Da der Beton nun trocknen muss, können wir uns auch ohne schlechtes Gewissen den Sonntag freinehmen.
Als wir nach dem anstrengenden Arbeitstag zu unserer Unterkunft kommen, erwartet uns eine weitere Überraschung: „Power is back!“. Zu unserer Enttäuschung gibt es nun aber kein Wasser mehr. Der Hochtank ist leer, das bedeutet Katzenwäsche! Danach erwartet uns dann aber wenigstens ein kühles Bier aus dem wieder funktionierenden Kühlschrank!

Fazit

  • Trotz des Stromausfalls haben wir eine produktive Woche auf der Baustelle gehabt und der Rohbau ist bis auf das Dach abgeschlossen.

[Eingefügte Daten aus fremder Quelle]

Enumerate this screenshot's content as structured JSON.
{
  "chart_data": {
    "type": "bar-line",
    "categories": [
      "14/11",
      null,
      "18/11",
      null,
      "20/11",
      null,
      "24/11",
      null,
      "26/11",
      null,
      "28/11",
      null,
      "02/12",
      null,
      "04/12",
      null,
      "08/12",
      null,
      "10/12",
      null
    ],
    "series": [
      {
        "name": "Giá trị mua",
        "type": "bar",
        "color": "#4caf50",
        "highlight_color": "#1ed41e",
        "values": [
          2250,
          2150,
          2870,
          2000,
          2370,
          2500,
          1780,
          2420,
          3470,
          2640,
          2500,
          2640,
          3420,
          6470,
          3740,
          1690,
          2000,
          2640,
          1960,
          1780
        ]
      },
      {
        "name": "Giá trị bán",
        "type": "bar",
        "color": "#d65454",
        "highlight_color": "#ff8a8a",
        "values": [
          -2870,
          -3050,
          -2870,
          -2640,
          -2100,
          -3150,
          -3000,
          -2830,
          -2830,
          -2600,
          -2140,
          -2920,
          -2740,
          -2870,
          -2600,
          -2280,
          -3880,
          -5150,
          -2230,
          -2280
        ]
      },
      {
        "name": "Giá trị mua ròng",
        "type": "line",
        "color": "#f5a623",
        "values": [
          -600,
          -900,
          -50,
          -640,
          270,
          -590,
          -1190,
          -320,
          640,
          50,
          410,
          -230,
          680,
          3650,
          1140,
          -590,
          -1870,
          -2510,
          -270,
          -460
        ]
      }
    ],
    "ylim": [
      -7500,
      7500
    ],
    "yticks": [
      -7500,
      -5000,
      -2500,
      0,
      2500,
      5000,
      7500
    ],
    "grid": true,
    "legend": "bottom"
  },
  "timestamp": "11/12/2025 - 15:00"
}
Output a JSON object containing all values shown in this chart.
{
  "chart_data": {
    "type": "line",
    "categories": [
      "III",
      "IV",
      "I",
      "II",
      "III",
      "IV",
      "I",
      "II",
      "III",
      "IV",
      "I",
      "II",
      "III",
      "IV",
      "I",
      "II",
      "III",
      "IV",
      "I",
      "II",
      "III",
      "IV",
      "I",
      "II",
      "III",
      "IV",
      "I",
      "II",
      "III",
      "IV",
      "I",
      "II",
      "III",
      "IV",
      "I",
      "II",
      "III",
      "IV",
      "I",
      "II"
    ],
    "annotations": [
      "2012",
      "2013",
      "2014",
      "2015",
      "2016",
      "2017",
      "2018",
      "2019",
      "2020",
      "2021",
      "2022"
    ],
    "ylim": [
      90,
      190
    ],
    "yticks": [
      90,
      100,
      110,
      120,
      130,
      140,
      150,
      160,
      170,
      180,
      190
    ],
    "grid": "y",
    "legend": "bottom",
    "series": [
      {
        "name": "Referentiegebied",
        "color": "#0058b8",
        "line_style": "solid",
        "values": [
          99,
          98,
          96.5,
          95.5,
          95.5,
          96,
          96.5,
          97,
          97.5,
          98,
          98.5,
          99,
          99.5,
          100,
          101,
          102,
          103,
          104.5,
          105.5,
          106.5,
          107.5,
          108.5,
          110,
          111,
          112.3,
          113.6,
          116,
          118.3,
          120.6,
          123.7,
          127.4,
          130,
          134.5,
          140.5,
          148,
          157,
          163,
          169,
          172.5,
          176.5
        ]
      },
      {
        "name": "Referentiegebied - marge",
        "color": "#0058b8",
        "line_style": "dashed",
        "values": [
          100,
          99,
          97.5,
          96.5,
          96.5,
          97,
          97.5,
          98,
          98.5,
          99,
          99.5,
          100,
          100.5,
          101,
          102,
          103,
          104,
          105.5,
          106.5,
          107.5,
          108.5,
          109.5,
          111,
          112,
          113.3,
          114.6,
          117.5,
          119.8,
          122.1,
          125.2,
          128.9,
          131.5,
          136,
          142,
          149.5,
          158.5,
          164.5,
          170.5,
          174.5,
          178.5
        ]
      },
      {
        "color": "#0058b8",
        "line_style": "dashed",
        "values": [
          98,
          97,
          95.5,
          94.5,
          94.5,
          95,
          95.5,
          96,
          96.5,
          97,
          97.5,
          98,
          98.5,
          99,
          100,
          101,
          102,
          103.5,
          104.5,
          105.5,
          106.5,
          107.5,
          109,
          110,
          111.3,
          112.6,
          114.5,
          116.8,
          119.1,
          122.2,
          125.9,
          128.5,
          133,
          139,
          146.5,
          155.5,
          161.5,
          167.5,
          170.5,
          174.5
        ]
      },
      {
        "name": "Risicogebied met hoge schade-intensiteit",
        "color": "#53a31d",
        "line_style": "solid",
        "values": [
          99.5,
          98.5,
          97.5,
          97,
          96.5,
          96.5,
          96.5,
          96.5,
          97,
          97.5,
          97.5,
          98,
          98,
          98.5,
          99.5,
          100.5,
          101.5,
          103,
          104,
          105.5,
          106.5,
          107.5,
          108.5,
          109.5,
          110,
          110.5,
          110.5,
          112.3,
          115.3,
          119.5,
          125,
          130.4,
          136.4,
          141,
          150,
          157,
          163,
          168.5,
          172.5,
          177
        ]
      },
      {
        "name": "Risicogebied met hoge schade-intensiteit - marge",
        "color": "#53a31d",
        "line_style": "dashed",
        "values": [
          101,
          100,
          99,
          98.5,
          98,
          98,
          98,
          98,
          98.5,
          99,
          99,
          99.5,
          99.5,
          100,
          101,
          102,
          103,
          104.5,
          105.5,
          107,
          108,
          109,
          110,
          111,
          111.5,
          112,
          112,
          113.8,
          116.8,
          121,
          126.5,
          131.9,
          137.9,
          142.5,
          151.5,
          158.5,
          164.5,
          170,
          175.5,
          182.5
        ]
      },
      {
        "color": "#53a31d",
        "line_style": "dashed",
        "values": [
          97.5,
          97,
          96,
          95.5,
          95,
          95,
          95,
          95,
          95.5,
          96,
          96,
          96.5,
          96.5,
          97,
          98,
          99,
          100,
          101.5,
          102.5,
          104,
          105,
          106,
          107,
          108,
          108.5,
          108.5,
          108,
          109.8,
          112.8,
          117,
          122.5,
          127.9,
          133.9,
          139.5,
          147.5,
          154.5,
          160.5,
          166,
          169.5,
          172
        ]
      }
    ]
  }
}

Mit dem Betonieren des zweiten Zisternendeckels fällt eine Baustelle weg und wir können uns dem Aufholen des Bauablaufplans widmen.
  • Lorenz Gesäßmuskulatur kann sich nun wirklich sehen lassen
  • In der Gruppe wirkt sich die Abwesenheit weiblicher Gesellschaft zunehmens auf die Gesprächsthemen und Umgangsformen untereinander aus
  • Zum allgemeinen Wohlbefinden trägt auch das Erreichen eines weiteren Meilensteins bei: Baustellenleiter Andi hat nach mehreren Wochen harter und schweißtreibender Arbeit endlich seine Arbeitshose gewaschen!

Nachtrag

Keine 24 Stunden später, nach dem schnellen Aufladen aller Powerbanks und Akkus und kurz nach der Beendigung dieses Blogeintrags, sind wir mit dem nächsten Stromausfall konfrontiert. Wir hoffen, dass dieser nicht wieder so lange dauert!